Он прикидывался сумасшедшим (ёкфрот προσποιούμενος*)… считался пророком, многим предсказал будущее и у многих, вопреки ожиданиям, исцелил как душевные, так и телесные недуги. Он принялся кричать «Кирие элеисон» (ср. выше, с. 188) громче обычного где- то поблизости от монастыря [св. Георгия в Ираклионе], где он проводил большую часть времени. Множество народа, как из живущих поблизости, так и из более дальных мест, сбежалось на этот его жуткий крик, считая, что он пророчит какую‑то нежданную беду, угрожающую Криту. И хотя собралось уже очень много людей, он продолжал вопить «Кирие элеисон». Когда же толпа спрашивала, что случилось и из‑за чего он кричит, он ничего другого не делал и не отвечал на вопросы. Леонтий решил выйти и посмотреть на этого человека… Не успел он шагнуть за ворота, не успел кто‑либо из присутствующих его узнать, как Сканф перестал кричать «Кирие элеисон» и принялся в большом возбуждении говорить, словно придя в экстаз и восхищение: «Освободите дорогу, освободите дорогу! Он идет, он идет, он идет!
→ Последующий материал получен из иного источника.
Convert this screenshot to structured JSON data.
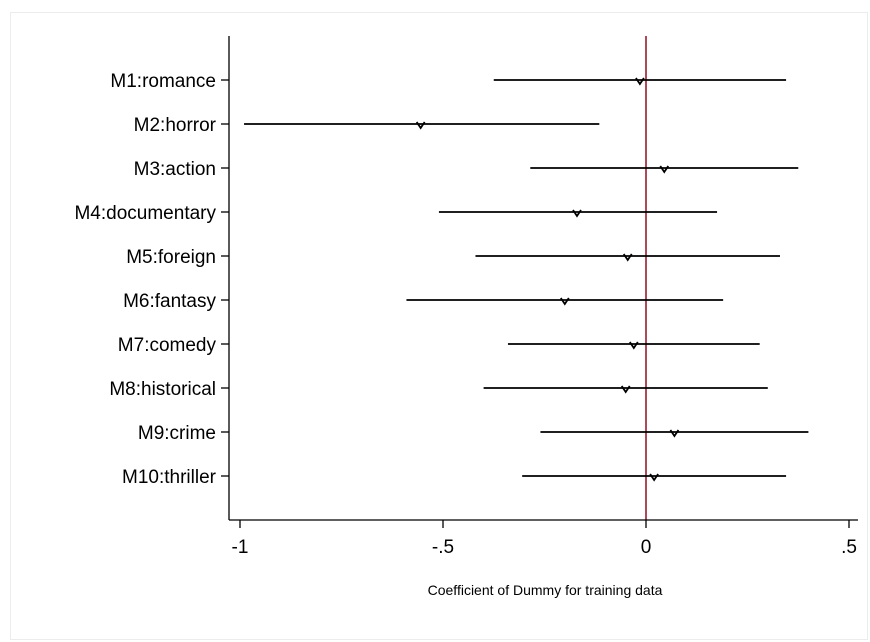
{
  "chart_data": {
    "type": "coefficient-plot",
    "xlabel": "Coefficient of Dummy for training data",
    "ylabel": "",
    "xlim": [
      -1.02,
      0.52
    ],
    "xticks": [
      -1,
      -0.5,
      0,
      0.5
    ],
    "xtick_labels": [
      "-1",
      "-.5",
      "0",
      ".5"
    ],
    "reference_line": {
      "x": 0,
      "color": "#9b1b30"
    },
    "line_color": "#000000",
    "marker": "triangle-down",
    "grid": false,
    "categories": [
      "M1:romance",
      "M2:horror",
      "M3:action",
      "M4:documentary",
      "M5:foreign",
      "M6:fantasy",
      "M7:comedy",
      "M8:historical",
      "M9:crime",
      "M10:thriller"
    ],
    "series": [
      {
        "estimate": [
          -0.015,
          -0.555,
          0.045,
          -0.17,
          -0.045,
          -0.2,
          -0.03,
          -0.05,
          0.07,
          0.02
        ],
        "ci_low": [
          -0.375,
          -0.99,
          -0.285,
          -0.51,
          -0.42,
          -0.59,
          -0.34,
          -0.4,
          -0.26,
          -0.305
        ],
        "ci_high": [
          0.345,
          -0.115,
          0.375,
          0.175,
          0.33,
          0.19,
          0.28,
          0.3,
          0.4,
          0.345
        ]
      }
    ]
  }
}
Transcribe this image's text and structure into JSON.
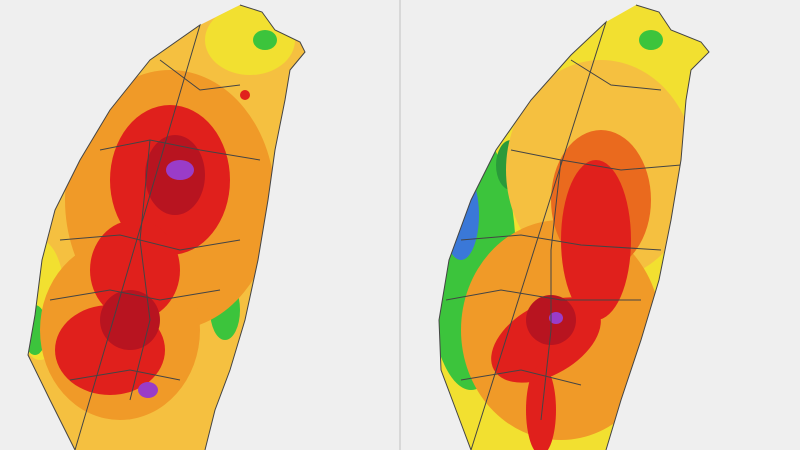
{
  "maps": [
    {
      "id": "left-map"
    },
    {
      "id": "right-map"
    }
  ],
  "colors": {
    "background": "#efefef",
    "green": "#3cc43c",
    "yellow": "#f2e030",
    "light_orange": "#f5c040",
    "orange": "#f09a28",
    "dark_orange": "#ea6a1e",
    "red": "#e0201c",
    "dark_red": "#b81420",
    "purple": "#9a3cc8",
    "blue": "#3a78d8",
    "dark_green": "#2a9a3a",
    "border": "#444444"
  }
}
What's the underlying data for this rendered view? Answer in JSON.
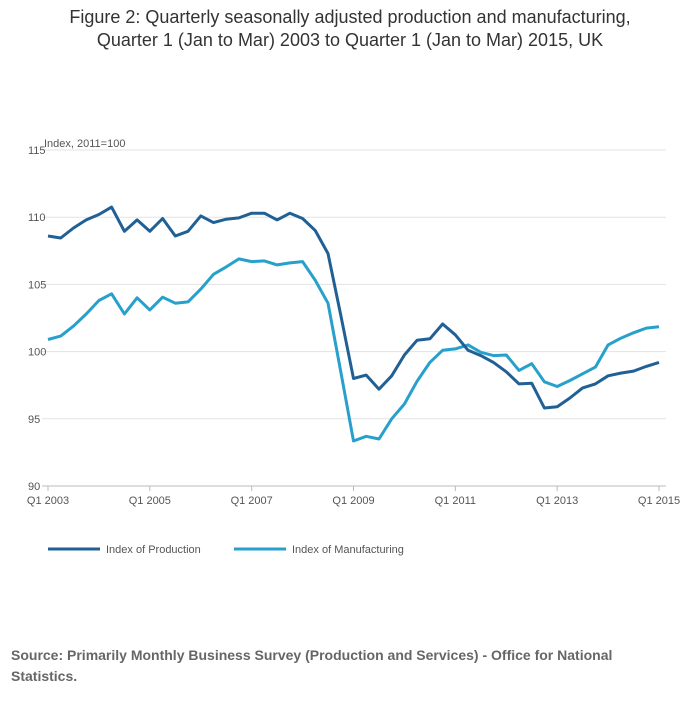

Увы вам, несчастные, в сей час! Увы вам, если бы он не пришел, что бы вам пришлось вытерпеть!» Когда же блаженный [Леонтий] подошел к нему, он сменил тон и сказал: «Добро пожаловать, добро пожаловать, мой Златоуст!» И тотчас… повалился ему в ноги, целуя их и крича в экстазе «Добро пожаловать». Собравшаяся толпа разошлась. Впрочем (μέντοι), никто так и не узнал, зачем Сканф говорил и делал все это, да и сам он ничего не объяснил спутникам. Видимо, своими словами и действиями он показывал, что блаженный [Леонтий] велик пред Богом и свят[426].
Двое юродивых, представленных нам агиографом, Макарием Хрисокефалом, бесконечно далеки друг от друга: Леонтий — сознательный имитатор литературных образцов, Сканф — обычный сумасшедший, чье поведение окружающие и сам автор пытаются «прочитать» в рамках общеизвестной юродской парадигмы; впрочем, они терпят фиаско, и агиограф не может скрыть разочарования тем, что история как бы ничем не кончилась. Последняя же фраза Макария звучит попросту беспомощно.
Двусмысленную позицию по поводу юродства занимает известный канонист XII в. и патриарх Антиохийский Феодор Вальсамон. Вот как он комментирует 60–ый канон Трулльского собора, запретивший юродство:
Тех, кто притворяется бесноватым ради извлечения выгоды, и тех, кто вещает нечто безумное (δαιμονιώδη) со лживым, сатанинским умыслом, на манер эллинских пророчиц, канон предписывает наказывать… Говорят, что самое их притворство внушено бесами… Я видал таких: они во множестве бродят по городам и не подвергаются наказанию, а некоторые лобызают их, словно освященных (ώς* ήγιασμένους*). Я пытался узнать причину этого и потребовал наказания. Но по незнанию я причислил к притворщикам и Ставракия Оксеобафа, который оказался воистину праведен и разыгрывал глупость Бога ради (την διά Θβόν μωρίαν) при помощи разных обманов[427]. Столь же несправедливо были мною осуждены и другие. Разумеется, подобное отвергается этим каноном, дабы не были наказаны добрые из‑за негодных. Ибо много есть способов спасения души, и кто‑то может спастись и таким образом безо всякого соблазна. Это я говорю не от себя, а из рассказа добрых людей, которые предавались этому богоугодному образу жизни, но потом осудили его как гибельный и ведущий в сеть сатанинскую. Разные святейшие патриархи своей властью задерживали и запирали в тюрьмы в соответствии с каноном многих, как сидящих на цепи[428] в храме св. великомученика Никиты, так и бродящих по улицам и прикидывающихся бесноватыми[429].
Сразу отметим, что юродство видится Вальсамону несколько иначе, чем отцам Трулльского собора: им еще и в голову не приходило, что этим можно извлекать выгоду; кроме того, экстатическое пророчествование, которое канонист также считает формой юродства, в постановлении Собора не упоминается (см. выше, с. 127). Видимо, пророческие и медиумические функции усиливались в юродстве по мере ослабления провокационных.